München

Ein klares Votum

Seit 1985 steht Charlotte Knobloch als Präsidentin ununterbrochen an der Spitze der Israelitischen Kultusgemeinde München und Oberbayern. Dieses Amt wird sie auch die nächsten vier Jahre ausüben. Ihre zehnte Wiederwahl durch den neu gewählten Vorstand in der vergangenen Woche geriet zu einem überwältigenden Vertrauensbeweis: kein Gegenkandidat, keine Gegenstimme und nur eine einzige Enthaltung. Die kam von ihr selbst.

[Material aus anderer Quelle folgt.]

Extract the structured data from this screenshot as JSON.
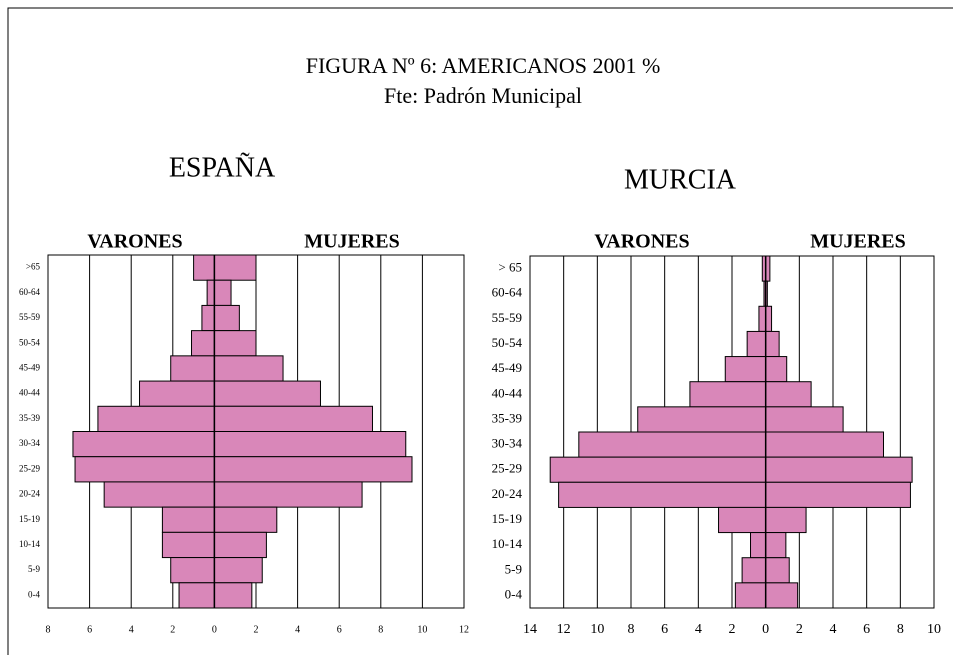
{
  "title": "FIGURA Nº 6: AMERICANOS 2001 %",
  "subtitle": "Fte: Padrón Municipal",
  "chart_data": [
    {
      "type": "pyramid",
      "title": "ESPAÑA",
      "categories": [
        ">65",
        "60-64",
        "55-59",
        "50-54",
        "45-49",
        "40-44",
        "35-39",
        "30-34",
        "25-29",
        "20-24",
        "15-19",
        "10-14",
        "5-9",
        "0-4"
      ],
      "series": [
        {
          "name": "VARONES",
          "color": "#d987b9",
          "values": [
            -1.0,
            -0.35,
            -0.6,
            -1.1,
            -2.1,
            -3.6,
            -5.6,
            -6.8,
            -6.7,
            -5.3,
            -2.5,
            -2.5,
            -2.1,
            -1.7
          ]
        },
        {
          "name": "MUJERES",
          "color": "#d987b9",
          "values": [
            2.0,
            0.8,
            1.2,
            2.0,
            3.3,
            5.1,
            7.6,
            9.2,
            9.5,
            7.1,
            3.0,
            2.5,
            2.3,
            1.8
          ]
        }
      ],
      "xlim": [
        -8,
        12
      ],
      "xticks": [
        {
          "value": -8,
          "label": "8"
        },
        {
          "value": -6,
          "label": "6"
        },
        {
          "value": -4,
          "label": "4"
        },
        {
          "value": -2,
          "label": "2"
        },
        0,
        2,
        4,
        6,
        8,
        10,
        12
      ],
      "grid": true
    },
    {
      "type": "pyramid",
      "title": "MURCIA",
      "categories": [
        "> 65",
        "60-64",
        "55-59",
        "50-54",
        "45-49",
        "40-44",
        "35-39",
        "30-34",
        "25-29",
        "20-24",
        "15-19",
        "10-14",
        "5-9",
        "0-4"
      ],
      "series": [
        {
          "name": "VARONES",
          "color": "#d987b9",
          "values": [
            -0.2,
            -0.1,
            -0.4,
            -1.1,
            -2.4,
            -4.5,
            -7.6,
            -11.1,
            -12.8,
            -12.3,
            -2.8,
            -0.9,
            -1.4,
            -1.8
          ]
        },
        {
          "name": "MUJERES",
          "color": "#d987b9",
          "values": [
            0.25,
            0.1,
            0.35,
            0.8,
            1.25,
            2.7,
            4.6,
            7.0,
            8.7,
            8.6,
            2.4,
            1.2,
            1.4,
            1.9
          ]
        }
      ],
      "xlim": [
        -14,
        10
      ],
      "xticks": [
        {
          "value": -14,
          "label": "14"
        },
        {
          "value": -12,
          "label": "12"
        },
        {
          "value": -10,
          "label": "10"
        },
        {
          "value": -8,
          "label": "8"
        },
        {
          "value": -6,
          "label": "6"
        },
        {
          "value": -4,
          "label": "4"
        },
        {
          "value": -2,
          "label": "2"
        },
        0,
        2,
        4,
        6,
        8,
        10
      ],
      "grid": true
    }
  ]
}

Der glatte und unkomplizierte Verlauf der konstituierenden Sitzung, die auf www.ikg-live.de übertragen wurde, stand im krassen Gegensatz zum holprigen Wahlverlauf. Denn mehrfach musste die Wahl, die bereits vor einem Jahr stattfinden sollte, coronabedingt verschoben werden. Erst jetzt, am ersten Sonntag im Dezember und dem vorangegangenen Donnerstag, konnte sie unter Einhaltung strenger Vorgaben endlich über die Bühne gehen.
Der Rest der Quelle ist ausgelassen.